A recent surge in new NHS posts for nursing and other frontline roles has been welcomed by health minister Dan Poulter as the “right thing to do” in response to the Francis report into care failings at Mid Staffordshire Foundation Trust.
However, he said recruitment drives should not distract trusts from reducing what the government views as wasteful procurement practices and overuse of agency staff.
“I’m pleased workforce numbers have risen,” Dr Poulter said. “I think there will be over the next few months – quite rightly – an on-going reaction in some trusts to addressing the challenges thrown up by Mid Staffs.”
“I’m pleased workforce numbers have risen”

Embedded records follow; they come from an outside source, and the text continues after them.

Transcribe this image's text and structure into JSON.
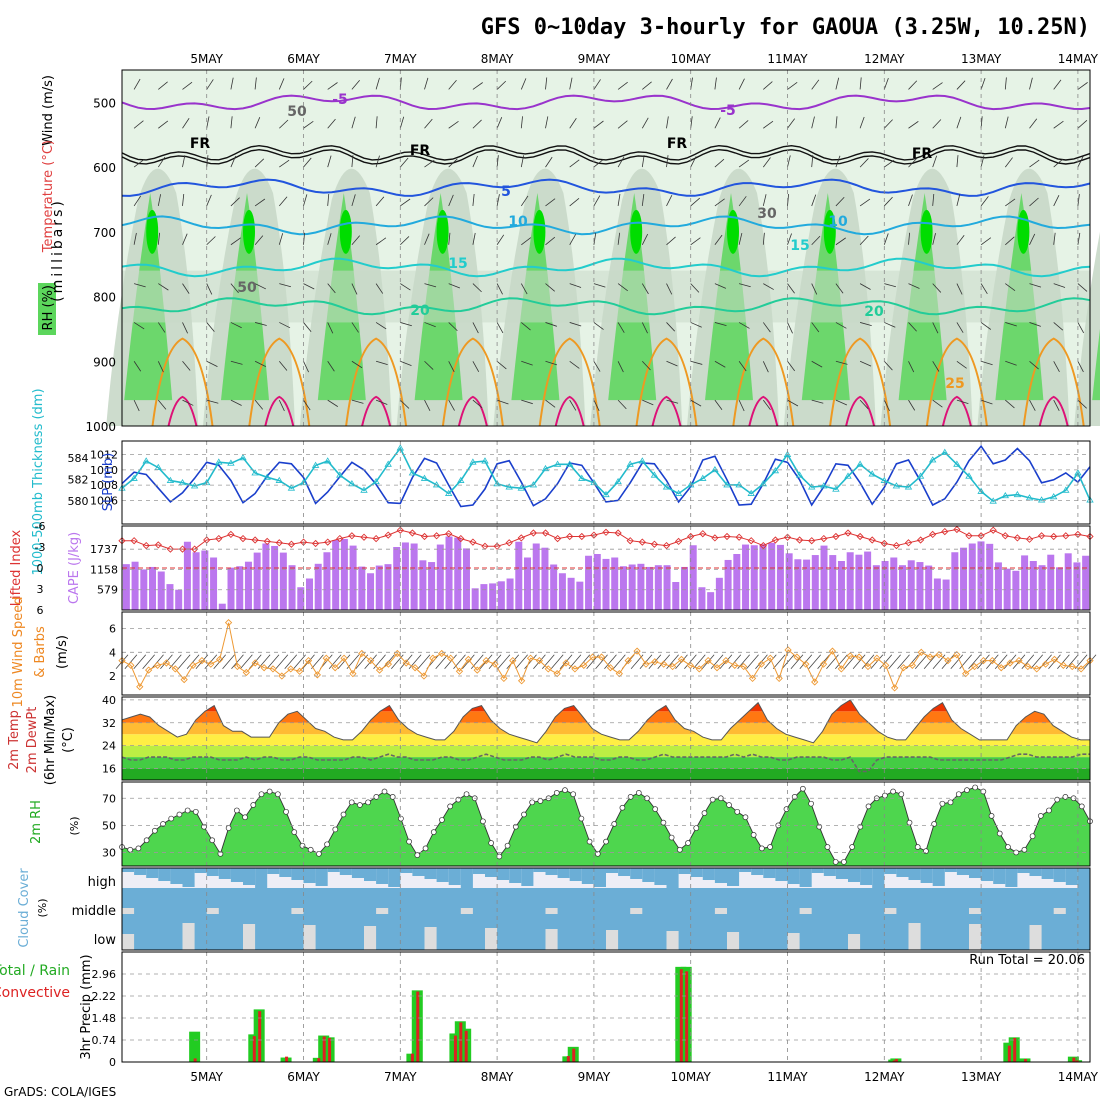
{
  "title": "GFS 0~10day 3-hourly for GAOUA (3.25W, 10.25N)",
  "credit": "GrADS: COLA/IGES",
  "days": [
    "5MAY",
    "6MAY",
    "7MAY",
    "8MAY",
    "9MAY",
    "10MAY",
    "11MAY",
    "12MAY",
    "13MAY",
    "14MAY"
  ],
  "colors": {
    "rh_light": "#e6f3e6",
    "rh_mid": "#c8d8c8",
    "rh_green": "#5cd65c",
    "rh_bright": "#00dd00",
    "isotherm_purple": "#9933cc",
    "isotherm_blue": "#2255dd",
    "isotherm_sky": "#22aadd",
    "isotherm_cyan": "#22cccc",
    "isotherm_teal": "#22cc99",
    "isotherm_orange": "#ee9922",
    "isotherm_magenta": "#dd1177",
    "slp": "#1a3fcc",
    "thickness": "#22bbcc",
    "lifted": "#dd3333",
    "cape": "#bb77ee",
    "wind": "#ee9933",
    "temp_fill": "#ff6600",
    "dewpt": "#666666",
    "rh_fill": "#22cc22",
    "cloud": "#6baed6",
    "cloud_none": "#eeeef6",
    "precip_total": "#22cc22",
    "precip_conv": "#dd2222"
  },
  "chart_data": [
    {
      "type": "heatmap",
      "ylabel": "(millibars)",
      "ylabels": [
        "Wind (m/s)",
        "Temperature (°C)",
        "RH (%)"
      ],
      "y_ticks": [
        500,
        600,
        700,
        800,
        900,
        1000
      ],
      "ylim": [
        450,
        1000
      ],
      "contour_labels": [
        "-5",
        "FR",
        "5",
        "10",
        "15",
        "20",
        "25",
        "30",
        "50"
      ],
      "freezing_level_mb": 578,
      "isotherms": [
        {
          "label": "-5",
          "mb": 500
        },
        {
          "label": "5",
          "mb": 632
        },
        {
          "label": "10",
          "mb": 690
        },
        {
          "label": "15",
          "mb": 755
        },
        {
          "label": "20",
          "mb": 815
        }
      ]
    },
    {
      "type": "line",
      "ylabels": [
        "1000-500mb Thickness (dm)",
        "SLP (mb)"
      ],
      "left_ticks": [
        580,
        582,
        584
      ],
      "right_ticks": [
        1006,
        1008,
        1010,
        1012
      ],
      "series": [
        {
          "name": "SLP (mb)",
          "values": [
            1008.2,
            1009.7,
            1009.4,
            1007.6,
            1005.8,
            1007.0,
            1008.9,
            1011.0,
            1010.6,
            1008.6,
            1005.7,
            1006.9,
            1009.2,
            1011.0,
            1010.8,
            1009.0,
            1005.6,
            1007.1,
            1009.1,
            1011.0,
            1010.0,
            1008.1,
            1005.7,
            1005.6,
            1009.0,
            1011.5,
            1010.9,
            1008.0,
            1005.2,
            1005.4,
            1007.5,
            1010.8,
            1011.2,
            1008.4,
            1005.3,
            1006.2,
            1008.2,
            1010.9,
            1010.6,
            1008.3,
            1005.8,
            1006.0,
            1008.3,
            1010.9,
            1010.8,
            1008.6,
            1005.8,
            1007.8,
            1011.3,
            1011.8,
            1008.7,
            1005.4,
            1005.5,
            1008.2,
            1011.4,
            1011.0,
            1008.7,
            1005.4,
            1007.8,
            1010.8,
            1010.6,
            1008.3,
            1005.5,
            1007.7,
            1010.8,
            1011.3,
            1008.5,
            1005.4,
            1006.2,
            1008.4,
            1011.2,
            1013.1,
            1010.8,
            1011.3,
            1012.8,
            1011.2,
            1008.3,
            1008.7,
            1009.6,
            1008.4,
            1010.4
          ]
        },
        {
          "name": "1000-500mb Thickness (dm)",
          "values": [
            581.2,
            582.1,
            583.7,
            583.1,
            581.9,
            581.7,
            581.4,
            581.7,
            583.6,
            583.5,
            584.0,
            582.6,
            582.2,
            581.9,
            581.2,
            581.7,
            583.3,
            583.7,
            582.4,
            581.6,
            581.0,
            581.8,
            583.4,
            584.9,
            582.6,
            582.1,
            581.5,
            580.7,
            581.9,
            583.6,
            583.7,
            581.6,
            581.3,
            581.2,
            581.5,
            583.0,
            583.4,
            583.4,
            582.1,
            581.7,
            580.6,
            581.8,
            583.4,
            583.7,
            582.4,
            581.3,
            580.7,
            581.5,
            582.1,
            582.9,
            581.5,
            581.5,
            580.7,
            581.6,
            582.8,
            584.3,
            582.4,
            581.3,
            581.4,
            581.1,
            582.3,
            583.4,
            582.5,
            581.9,
            581.4,
            581.3,
            582.3,
            583.8,
            584.5,
            583.4,
            582.3,
            580.9,
            580.0,
            580.5,
            580.6,
            580.3,
            580.1,
            580.4,
            581.0,
            582.6,
            580.1
          ]
        }
      ]
    },
    {
      "type": "bar",
      "ylabels": [
        "Lifted Index",
        "CAPE (J/kg)"
      ],
      "left_ticks": [
        -6,
        -3,
        0,
        3,
        6
      ],
      "right_ticks": [
        579,
        1158,
        1737
      ],
      "series": [
        {
          "name": "CAPE (J/kg)",
          "values": [
            1310,
            1380,
            1160,
            1230,
            1100,
            740,
            580,
            1950,
            1650,
            1700,
            1500,
            180,
            1210,
            1250,
            1380,
            1640,
            1900,
            1830,
            1640,
            1280,
            650,
            900,
            1320,
            1650,
            2000,
            2030,
            1840,
            1240,
            1050,
            1270,
            1310,
            1800,
            1930,
            1900,
            1420,
            1370,
            1870,
            2100,
            2070,
            1760,
            620,
            740,
            760,
            820,
            900,
            1950,
            1500,
            1900,
            1780,
            1300,
            1050,
            920,
            810,
            1550,
            1600,
            1460,
            1500,
            1250,
            1300,
            1320,
            1230,
            1280,
            1280,
            800,
            1230,
            1850,
            650,
            510,
            920,
            1430,
            1600,
            1870,
            1850,
            1880,
            1920,
            1860,
            1620,
            1450,
            1440,
            1570,
            1840,
            1570,
            1400,
            1650,
            1580,
            1670,
            1280,
            1400,
            1500,
            1280,
            1420,
            1370,
            1270,
            900,
            870,
            1650,
            1780,
            1900,
            1960,
            1890,
            1360,
            1180,
            1120,
            1560,
            1400,
            1280,
            1580,
            1220,
            1620,
            1360,
            1550
          ]
        },
        {
          "name": "Lifted Index",
          "values": [
            -3.9,
            -3.9,
            -3.2,
            -3.3,
            -2.7,
            -2.7,
            -2.7,
            -4.0,
            -4.2,
            -4.8,
            -4.2,
            -4.0,
            -3.8,
            -3.6,
            -3.4,
            -3.7,
            -3.5,
            -3.7,
            -4.2,
            -4.6,
            -4.4,
            -4.2,
            -4.7,
            -5.4,
            -5.0,
            -4.5,
            -4.6,
            -4.9,
            -4.2,
            -3.7,
            -3.1,
            -3.1,
            -3.6,
            -4.3,
            -5.0,
            -5.0,
            -4.2,
            -4.5,
            -4.5,
            -4.7,
            -5.1,
            -5.0,
            -3.9,
            -3.7,
            -3.4,
            -3.2,
            -3.8,
            -4.5,
            -4.9,
            -4.3,
            -4.5,
            -4.4,
            -3.9,
            -3.2,
            -4.0,
            -4.4,
            -4.0,
            -3.9,
            -4.2,
            -4.5,
            -5.0,
            -4.5,
            -4.0,
            -3.5,
            -3.2,
            -3.6,
            -4.0,
            -4.8,
            -5.2,
            -5.5,
            -4.6,
            -4.6,
            -5.4,
            -4.6,
            -4.3,
            -4.1,
            -4.6,
            -4.5,
            -4.6,
            -4.8,
            -4.5
          ]
        }
      ]
    },
    {
      "type": "line",
      "ylabels": [
        "10m Wind Speed",
        "& Barbs",
        "(m/s)"
      ],
      "left_ticks": [
        2,
        4,
        6
      ],
      "series": [
        {
          "name": "Speed",
          "values": [
            3.3,
            2.9,
            1.1,
            2.5,
            2.9,
            3.1,
            2.6,
            1.7,
            2.9,
            3.3,
            3.0,
            3.4,
            6.5,
            2.8,
            2.3,
            3.1,
            2.7,
            2.6,
            2.0,
            2.6,
            2.4,
            3.3,
            2.1,
            3.5,
            2.7,
            3.5,
            2.2,
            3.9,
            3.3,
            2.5,
            3.0,
            3.9,
            3.1,
            2.7,
            2.0,
            3.5,
            3.9,
            3.5,
            2.4,
            3.4,
            2.5,
            3.3,
            3.0,
            1.8,
            3.3,
            1.6,
            3.5,
            3.3,
            2.6,
            2.2,
            3.1,
            2.6,
            2.9,
            3.6,
            3.6,
            2.7,
            2.2,
            3.3,
            4.1,
            3.0,
            3.2,
            3.0,
            2.8,
            3.4,
            2.9,
            2.6,
            3.3,
            2.7,
            3.3,
            2.9,
            2.8,
            1.8,
            3.0,
            3.5,
            1.8,
            4.2,
            3.6,
            3.0,
            1.5,
            3.0,
            4.1,
            2.6,
            3.7,
            3.6,
            2.8,
            3.5,
            2.9,
            1.0,
            2.7,
            2.9,
            4.0,
            3.6,
            3.8,
            3.3,
            3.8,
            2.2,
            2.8,
            3.3,
            3.3,
            2.7,
            3.1,
            3.3,
            2.8,
            2.6,
            3.0,
            3.4,
            2.9,
            2.8,
            2.6,
            3.3
          ]
        }
      ]
    },
    {
      "type": "area",
      "ylabels": [
        "2m Temp",
        "2m DewPt",
        "(6hr Min/Max)",
        "(°C)"
      ],
      "left_ticks": [
        16,
        24,
        32,
        40
      ],
      "series": [
        {
          "name": "2m Temp",
          "values": [
            33,
            34,
            35,
            34,
            31,
            29,
            27,
            28,
            33,
            36,
            38,
            31,
            29,
            29,
            27,
            27,
            27,
            32,
            35,
            36,
            33,
            30,
            29,
            27,
            26,
            26,
            29,
            33,
            36,
            38,
            33,
            30,
            28,
            27,
            26,
            26,
            29,
            34,
            37,
            38,
            33,
            30,
            28,
            27,
            26,
            25,
            29,
            34,
            37,
            38,
            34,
            30,
            28,
            27,
            26,
            26,
            29,
            33,
            36,
            38,
            33,
            30,
            29,
            27,
            26,
            26,
            30,
            33,
            36,
            39,
            33,
            30,
            28,
            27,
            26,
            25,
            29,
            35,
            38,
            40,
            35,
            32,
            29,
            27,
            26,
            26,
            30,
            34,
            37,
            39,
            33,
            30,
            28,
            26,
            26,
            26,
            26,
            31,
            34,
            36,
            35,
            31,
            29,
            27,
            26,
            26
          ]
        },
        {
          "name": "2m DewPt",
          "values": [
            20,
            19,
            19,
            20,
            20,
            20,
            19,
            19,
            20,
            20,
            20,
            19,
            19,
            19,
            20,
            19,
            20,
            20,
            19,
            19,
            20,
            20,
            19,
            19,
            19,
            19,
            20,
            20,
            19,
            20,
            21,
            20,
            20,
            19,
            19,
            19,
            20,
            20,
            19,
            19,
            20,
            21,
            20,
            19,
            19,
            19,
            20,
            20,
            19,
            20,
            21,
            20,
            20,
            20,
            19,
            19,
            20,
            20,
            19,
            19,
            20,
            21,
            20,
            20,
            20,
            20,
            20,
            20,
            20,
            21,
            20,
            21,
            20,
            20,
            19,
            19,
            20,
            20,
            20,
            20,
            19,
            19,
            20,
            15,
            15,
            19,
            20,
            20,
            20,
            20,
            20,
            20,
            19,
            19,
            19,
            19,
            19,
            19,
            19,
            19,
            20,
            21,
            21,
            20,
            20,
            20,
            20,
            20,
            21,
            21
          ]
        }
      ]
    },
    {
      "type": "area",
      "ylabels": [
        "2m RH",
        "(%)"
      ],
      "left_ticks": [
        30,
        50,
        70
      ],
      "series": [
        {
          "name": "2m RH",
          "values": [
            34,
            32,
            33,
            39,
            46,
            51,
            55,
            58,
            61,
            60,
            49,
            39,
            29,
            48,
            61,
            56,
            65,
            73,
            75,
            73,
            60,
            45,
            35,
            32,
            29,
            36,
            47,
            58,
            67,
            65,
            67,
            71,
            75,
            71,
            55,
            38,
            28,
            33,
            45,
            54,
            64,
            69,
            73,
            70,
            53,
            37,
            27,
            35,
            49,
            58,
            67,
            68,
            70,
            74,
            76,
            73,
            55,
            38,
            29,
            38,
            51,
            63,
            71,
            74,
            70,
            62,
            52,
            41,
            32,
            37,
            48,
            59,
            69,
            70,
            65,
            60,
            56,
            43,
            33,
            34,
            50,
            62,
            71,
            77,
            66,
            49,
            34,
            23,
            23,
            34,
            49,
            64,
            70,
            72,
            75,
            73,
            52,
            34,
            31,
            51,
            66,
            67,
            73,
            76,
            78,
            75,
            57,
            44,
            34,
            30,
            32,
            42,
            57,
            61,
            69,
            71,
            70,
            64,
            53
          ]
        }
      ]
    },
    {
      "type": "heatmap",
      "ylabels": [
        "Cloud Cover",
        "(%)"
      ],
      "rows": [
        "high",
        "middle",
        "low"
      ]
    },
    {
      "type": "bar",
      "ylabels": [
        "3hr Precip (mm)",
        "Total / Rain",
        "Convective"
      ],
      "left_ticks": [
        0,
        0.74,
        1.48,
        2.22,
        2.96
      ],
      "annotation": "Run Total = 20.06",
      "series": [
        {
          "name": "Total",
          "at": [
            6.8,
            12.3,
            12.8,
            15.3,
            18.3,
            18.8,
            19.3,
            27.0,
            27.5,
            31.0,
            31.5,
            32.0,
            41.5,
            42.0,
            52.0,
            52.5,
            71.8,
            72.0,
            82.5,
            83.0,
            84.0,
            88.5,
            88.8
          ],
          "values": [
            1.02,
            0.93,
            1.77,
            0.15,
            0.14,
            0.89,
            0.83,
            0.28,
            2.41,
            0.96,
            1.37,
            1.12,
            0.19,
            0.51,
            3.2,
            3.2,
            0.08,
            0.12,
            0.65,
            0.83,
            0.12,
            0.18,
            0.06
          ]
        },
        {
          "name": "Convective",
          "at": [
            6.8,
            12.3,
            12.8,
            15.3,
            18.3,
            18.8,
            19.3,
            27.0,
            27.5,
            31.0,
            31.5,
            32.0,
            41.5,
            42.0,
            52.0,
            52.5,
            71.8,
            72.0,
            82.5,
            83.0,
            84.0,
            88.5,
            88.8
          ],
          "values": [
            0.12,
            0.87,
            1.71,
            0.18,
            0.13,
            0.86,
            0.81,
            0.28,
            2.37,
            0.89,
            1.33,
            1.05,
            0.2,
            0.45,
            3.12,
            3.05,
            0.05,
            0.1,
            0.55,
            0.81,
            0.1,
            0.15,
            0.05
          ]
        }
      ]
    }
  ]
}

According to Health and Social Care Information Centre, NHS hospitals were employing around 2,400 more registered nurses on acute, elderly and general wards in October 2013 than they were when the Francis report was published in February 2013.
“I imagine some trusts will continue to invest in frontline staff and that is the right thing to do,” Dr Poulter said in an interview with Nursing Times’ sister title Health Service Journal.
He added: “At the same time, it is important there is an on-going drive for efficiency [to] reduce back-office function and administration costs.
“There is a lot of money wasted in hospital trusts from poor procurement practice, for example, poor estate management and poor use of temporary staff.”
Despite the creation of some extra posts, most frontline nurses warn they remain severely understaffed.
As reported earlier this month, 82% of respondents to a Nursing Times survey said they did not have sufficient time to give patients adequate care.